Summary of Model Evaluation Metrics
Using device: cuda
Test Accuracy (before fine-tuning): 0.80%
Test Accuracy (after fine-tuning): 20.70%
Model size before quantization: 16.85 MB
Model size after quantization: 16.46 MB
Test Accuracy (after quantizing linear layers only): 21.10%
Inference latency before quantization (GPU): 10.45 ms
Inference latency after quantization (CPU): 2142.26 ms
Original Model Size: 16.85 MB
Quantized Model Size: 16.45 MB
Memory Saving after Quantization: 2.33%
Accuracy Drop after Quantization: -0.40%
Average Inference Latency (FP32) : 8.84 ms
Average Inference Latency (INT8) : 39.43 ms


Interpretation:
The results from the Food101 model analysis reveal several key insights:

Pre-trained Model Performance:
The original EfficientNet-B0 model, without any fine-tuning, achieved a very low accuracy of 0.80% on the Food101 dataset.
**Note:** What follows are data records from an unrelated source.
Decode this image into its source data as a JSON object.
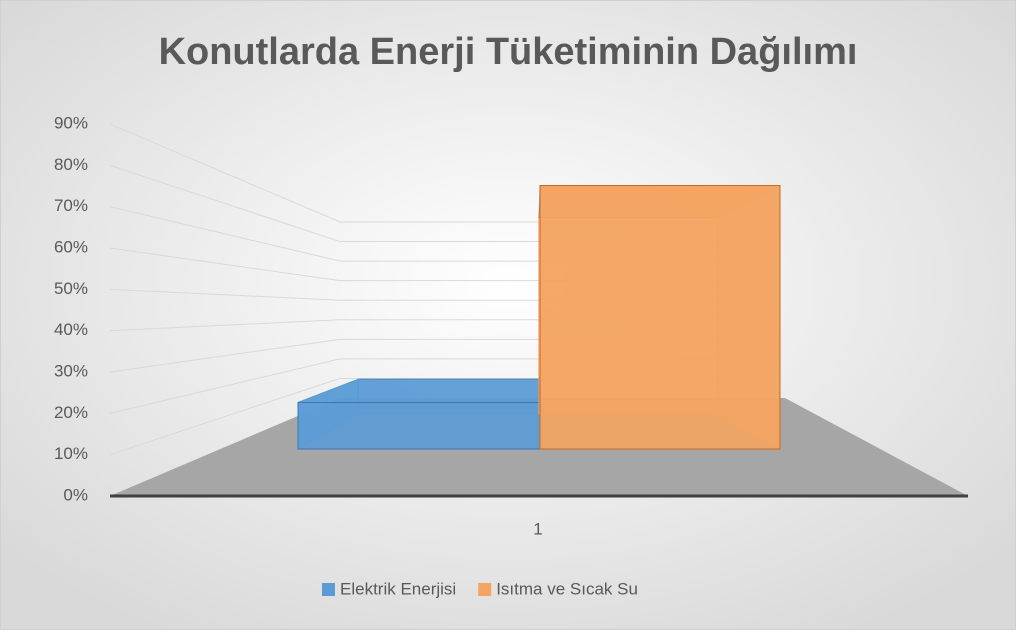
{
  "chart_data": {
    "type": "bar3d",
    "title": "Konutlarda Enerji Tüketiminin Dağılımı",
    "categories": [
      "1"
    ],
    "series": [
      {
        "name": "Elektrik Enerjisi",
        "color": "#5b9bd5",
        "values": [
          15
        ]
      },
      {
        "name": "Isıtma ve Sıcak Su",
        "color": "#f4a460",
        "values": [
          85
        ]
      }
    ],
    "ylim": [
      0,
      90
    ],
    "yticks": [
      {
        "value": 0,
        "label": "0%"
      },
      {
        "value": 10,
        "label": "10%"
      },
      {
        "value": 20,
        "label": "20%"
      },
      {
        "value": 30,
        "label": "30%"
      },
      {
        "value": 40,
        "label": "40%"
      },
      {
        "value": 50,
        "label": "50%"
      },
      {
        "value": 60,
        "label": "60%"
      },
      {
        "value": 70,
        "label": "70%"
      },
      {
        "value": 80,
        "label": "80%"
      },
      {
        "value": 90,
        "label": "90%"
      }
    ],
    "grid": true,
    "legend": "bottom"
  }
}
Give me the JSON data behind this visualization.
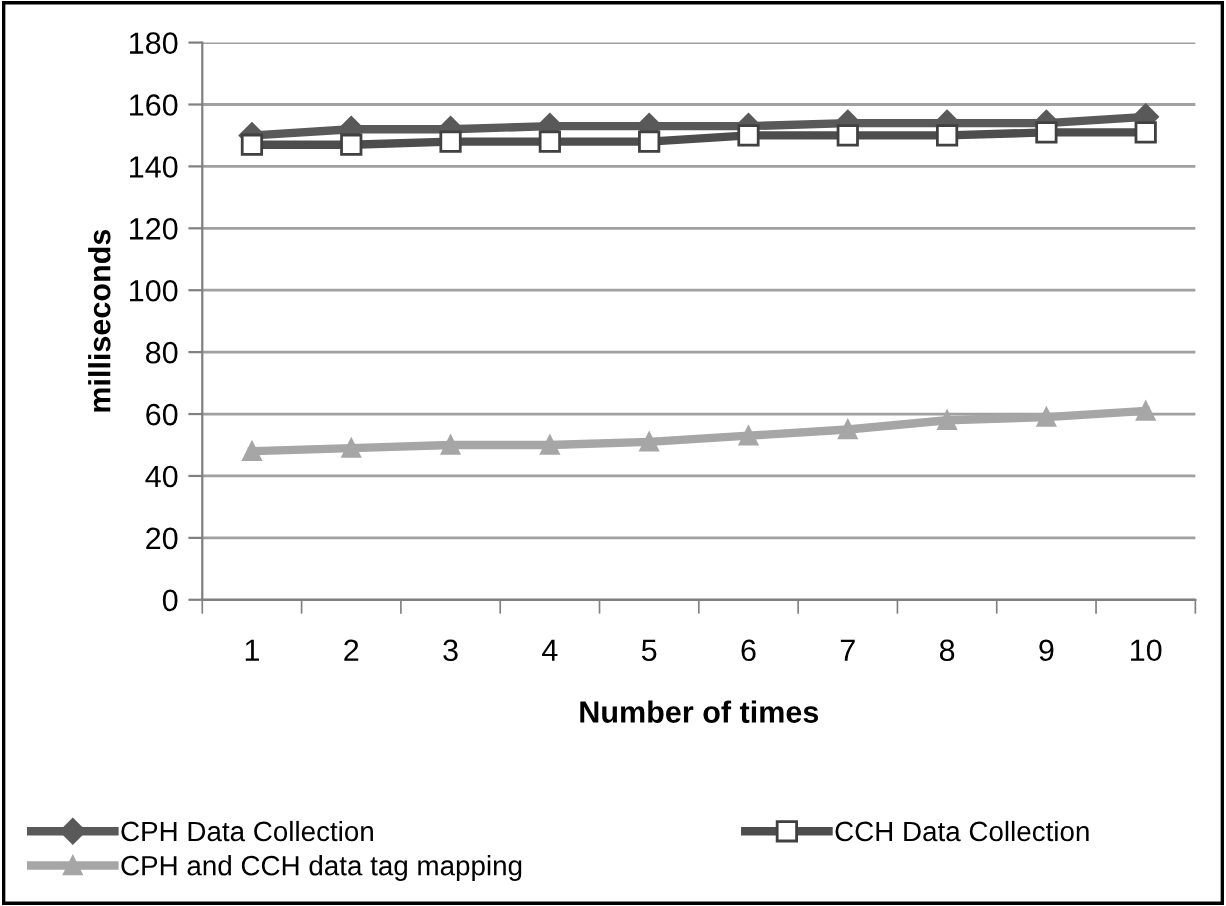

This indicates that pre-trained models, which are typically trained on general datasets like ImageNet, may not directly generalize well to specialized tasks such as food classification.

Impact of Fine-tuning:
After fine-tuning the model on the Food101 dataset, the accuracy improved significantly to 20.70%. Although this accuracy is still modest, it clearly demonstrates that fine-tuning enables the model to adapt to domain-specific features, substantially enhancing performance.

Quantization Effects:
Quantizing only the linear layers of the model resulted in a slight increase in accuracy to 21.10%, indicating that quantization did not degrade model performance. Additionally, the model size was reduced by approximately 2.33%, which is beneficial for deploying models in resource-constrained environments such as mobile devices.

Inference Latency:
The original FP32 model running on a GPU exhibited low inference latency of around 10 ms, whereas the quantized INT8 model running on a CPU had much higher latency, approximately 2142 ms. The average measured inference latency was 8.84 ms for the FP32 model and 39.43 ms for the INT8 model on the tested devices. This shows that while quantization reduces model size and can maintain accuracy, improvements in latency heavily depend on the hardware being used. Quantization alone does not guarantee faster inference unless supported by compatible hardware acceleration.

Summary:
These findings highlight the importance of domain-specific fine-tuning to achieve reasonable accuracy in specialized applications like food classification. Quantization offers advantages in reducing model size without sacrificing accuracy, but its impact on inference speed varies depending on the deployment hardware. For practical deployment, both model optimization and hardware compatibility must be considered.

Conclusion-
The fine-tuned EfficientNet-B0 model demonstrates a substantial improvement in classification accuracy on the Food101 dataset, increasing from a low baseline of 0.80% to 20.70% after training. This underscores the importance of adapting pre-trained models to domain-specific datasets for meaningful performance gains. Applying quantization reduced the model size by approximately 2.33%, with minimal impact on accuracy, confirming that quantization is an effective technique to compress models for deployment without significant performance loss. However, the inference latency after quantization increased substantially on the CPU, highlighting that hardware capabilities greatly influence the practical benefits of quantization. Overall, fine-tuning combined with model quantization offers an effective strategy to balance accuracy, model size, and efficiency for real-world food classification applications.